One shot, Bartolotta says, and it’s inflationary, saying it’s like the federal stimulus checks families received under Presidents Biden and Trump that some blame for today’s inflation.
But Democrats like Pennsylvania Rep. Emily Kinkead say that money is needed now.
“Just sitting on money that could be used to help people is, I think, irresponsible,” Kinkead says.
Wolf says people are hurting and the state has the money.
“We have the funds to make this investment in the people of Pennsylvania, and we have this money right now. The Commonwealth of Pennsylvania is in a very, very strong financial position,” Wolf said.
In addition to the $5 billion rainy day fund, Wolf estimates another $5 billion to $6 billion surplus in the recently passed budget. His $2,000 check plan would cost around half a billion dollars.
But some Republicans like Bartolotta worry that a recession is on the way and now is not the time to pass.
“We can see down the road,” she said. “If we spend like Governor Wolf wanted to spend, we’ll see a $13 billion deficit in the years to come.”

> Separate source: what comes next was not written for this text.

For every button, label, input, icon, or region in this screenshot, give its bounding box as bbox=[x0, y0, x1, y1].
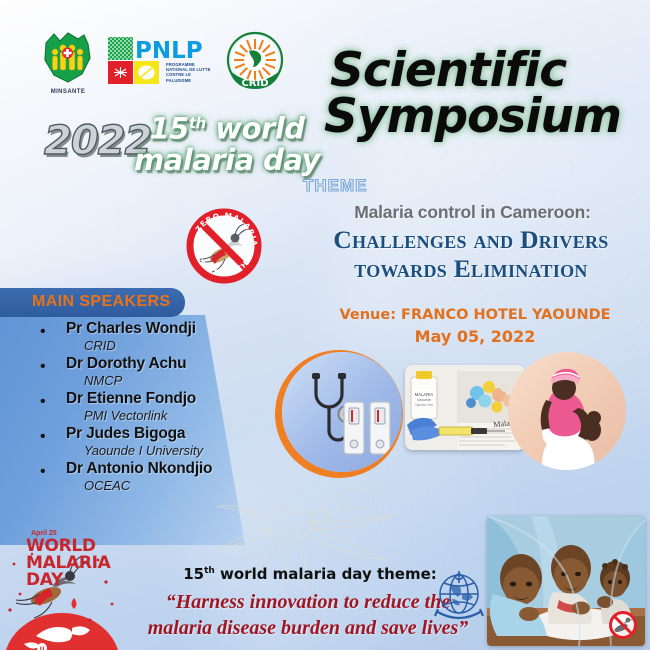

Bartolotta opposes the idea of the $2,000 check, as does Pennsylvania Rep. Lori Mizgorski, a Shaler Republican. Mizgorski says she would prefer to see the money invested in expanding programs that help those in need.
“Instead of just handing out checks to specific people within a certain income threshold, it would be better to earmark additional funds for programs,” says Mizgorski.
She cites child care, low-income energy assistance and property tax refunds as programs for that money.
But Kinkead, a Democrat from Pittsburgh, says it’s better to just give taxpayers’ money back, a position, Kinkead says, that Republicans typically take.
“Now they literally have the ability to put taxpayers’ money where their mouth is to say, ‘Okay, let’s give the taxpayers the opportunity to spend their money, rather than the government’, and now they don’t want to not do it,” notes Kinkead.
Since Republicans still control both the Senate and the state House, their support is needed to get Wolf’s proposal through, no one thinks that’s likely to happen.